Methods: We ascertained respondents’ HRQOL scores and mortality status from the 2005–2006, 2007–2008, and 2009–2010 cohorts of the National Health and Nutrition Examination Survey (NHANES) with mortality follow-up data through December 31, 2011. This analysis included respondents aged 65 years and older (n = 3,680). We estimated the mean QALY throughout the remaining lifetime according to participants’ depression severity categories: none or minimal (PHQ-9 score 0–4), mild (5–9), moderate (10–14), and moderately severs and severe (15 or higher).
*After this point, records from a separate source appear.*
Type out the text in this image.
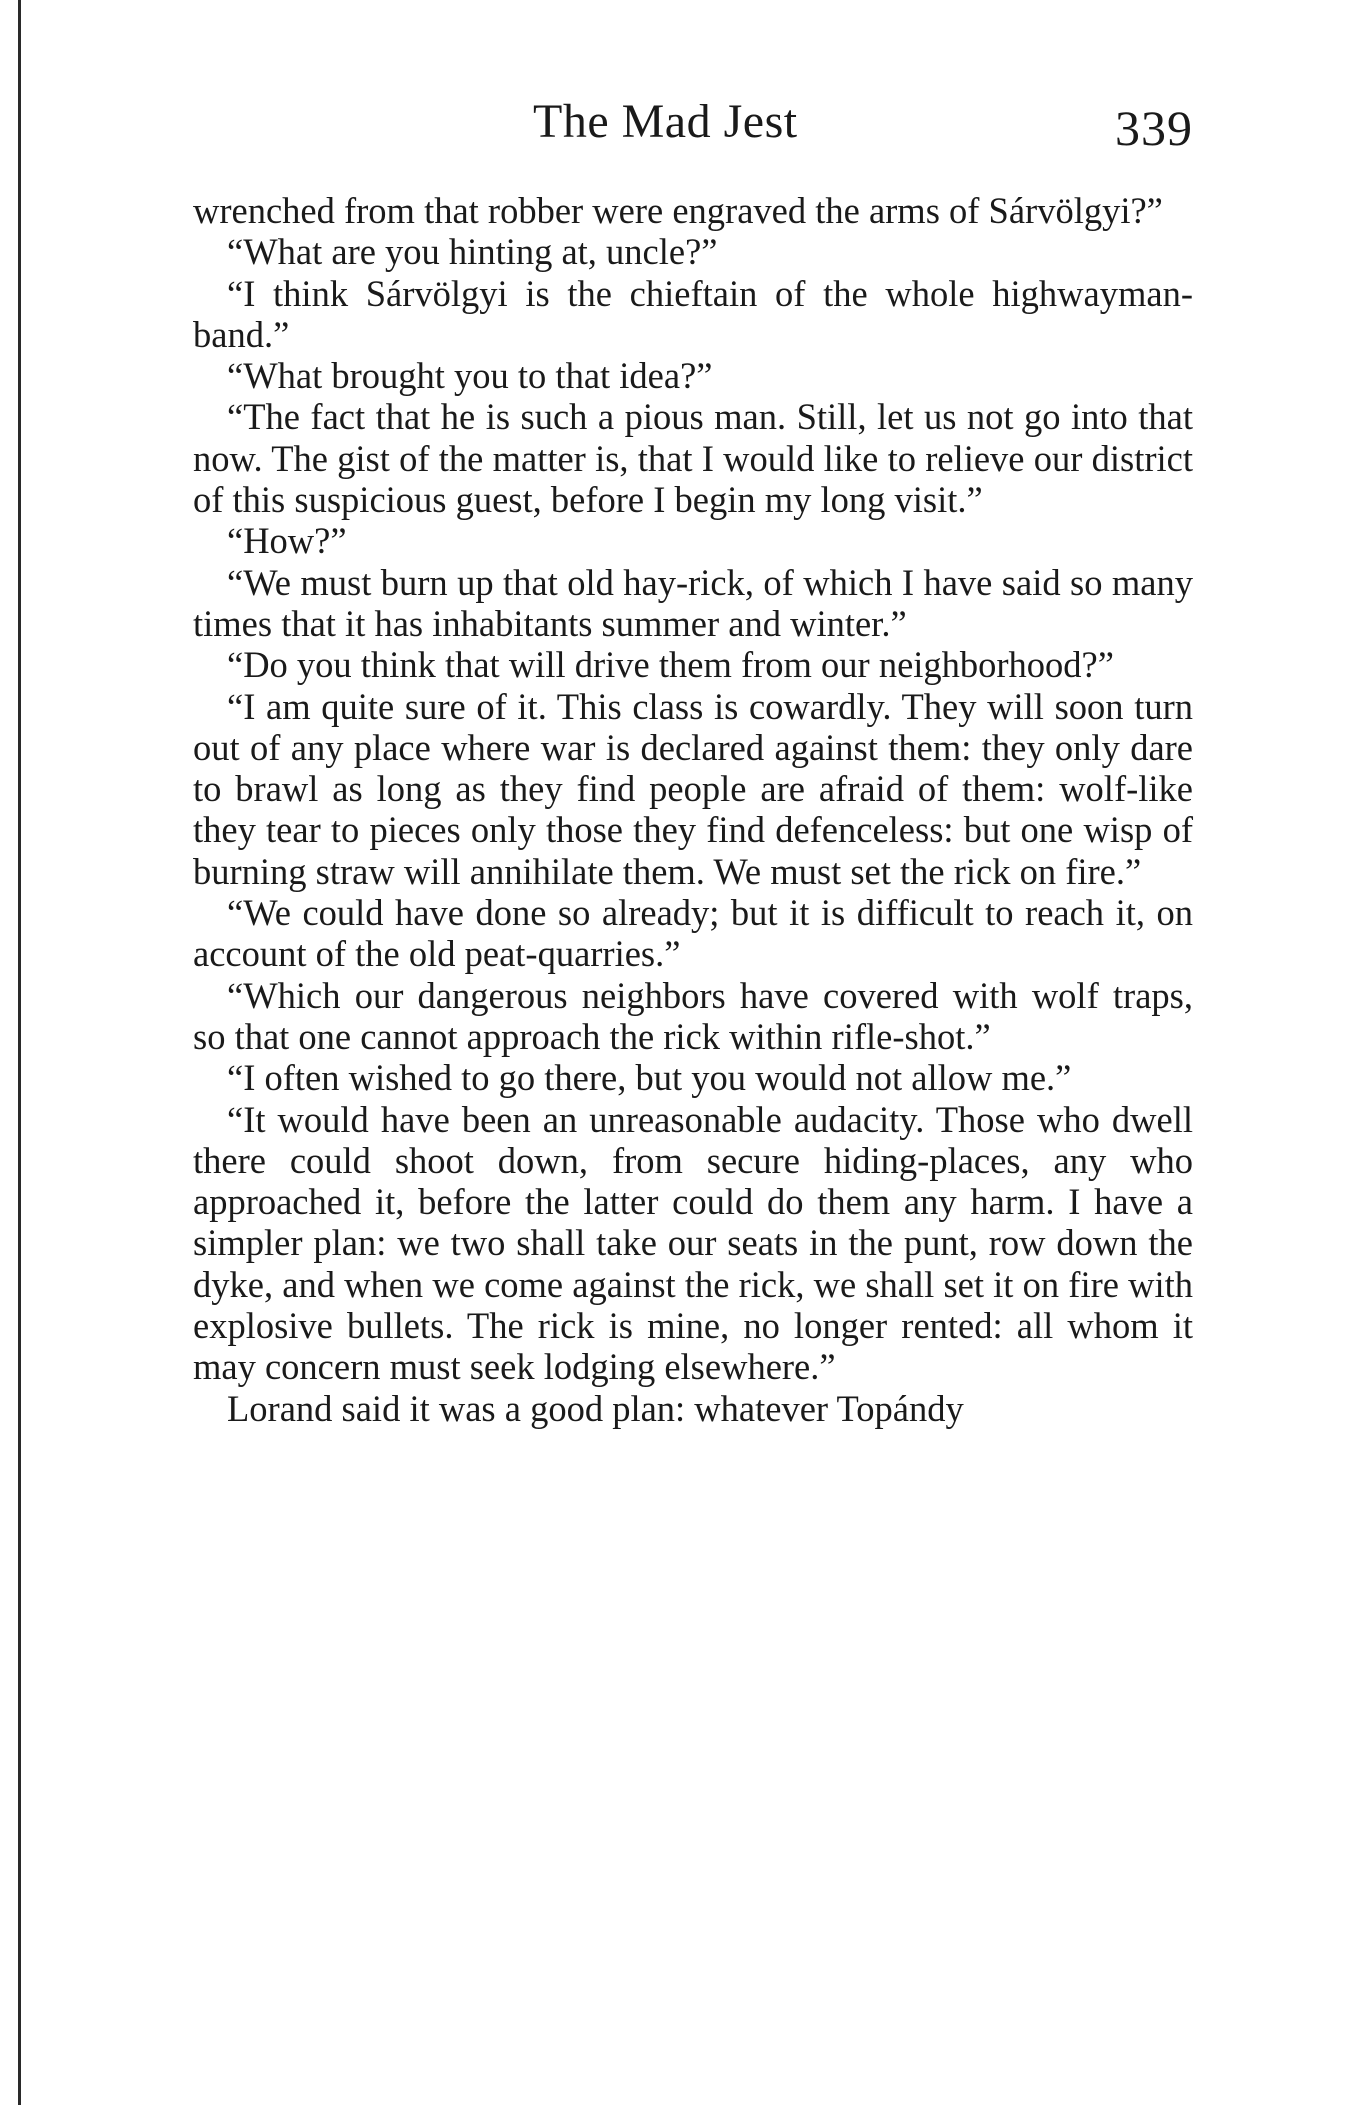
The Mad Jest	339

wrenched from that robber were engraved the arms of Sárvölgyi?”

“What are you hinting at, uncle?”

“I think Sárvölgyi is the chieftain of the whole highwayman-band.”

“What brought you to that idea?”

“The fact that he is such a pious man. Still, let us not go into that now. The gist of the matter is, that I would like to relieve our district of this suspicious guest, before I begin my long visit.”

“How?”

“We must burn up that old hay-rick, of which I have said so many times that it has inhabitants summer and winter.”

“Do you think that will drive them from our neighborhood?”

“I am quite sure of it. This class is cowardly. They will soon turn out of any place where war is declared against them: they only dare to brawl as long as they find people are afraid of them: wolf-like they tear to pieces only those they find defenceless: but one wisp of burning straw will annihilate them. We must set the rick on fire.”

“We could have done so already; but it is difficult to reach it, on account of the old peat-quarries.”

“Which our dangerous neighbors have covered with wolf traps, so that one cannot approach the rick within rifle-shot.”

“I often wished to go there, but you would not allow me.”

“It would have been an unreasonable audacity. Those who dwell there could shoot down, from secure hiding-places, any who approached it, before the latter could do them any harm. I have a simpler plan: we two shall take our seats in the punt, row down the dyke, and when we come against the rick, we shall set it on fire with explosive bullets. The rick is mine, no longer rented: all whom it may concern must seek lodging elsewhere.”

Lorand said it was a good plan: whatever Topándy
We estimated QALY loss due to major depressive disorder (PHQ-9 score 10 or higher) and to mild depression (5–9).
Results: The QALY for persons with none/minimal, mild, moderate, and moderately severe/severe depression were 14.0, 7.8, 4.7, and 3.3 years, respectively. Compared to persons without major depressive disorder, persons with major depressive disorder had 8.3 fewer QALY (12.7 vs. 4.4), or a 65% loss. Compared to persons who reported “none” or minimal depressive symptoms, persons who reported mild depressive symptoms had 6.2 fewer QALY (14.0 vs. 7.8), or a 44% loss. The same patterns were noted in demographic and socioeconomic subgroups and according to number of comorbidities.
Conclusions: This study not only confirmed the significant burden of disease for major depressive disorder among the U.S. elderly, but also showed an incremental decrease in QALY with an increasing severity of depressive symptoms as well as significant QALY loss due to mild depression. Specifically, individuals with higher (or more impaired) PHQ-9 scores had significantly fewer QALYs and our findings of fewer years of QALY for persons with major depressive disorder and mild depression were not only statistically significant but also clinically important.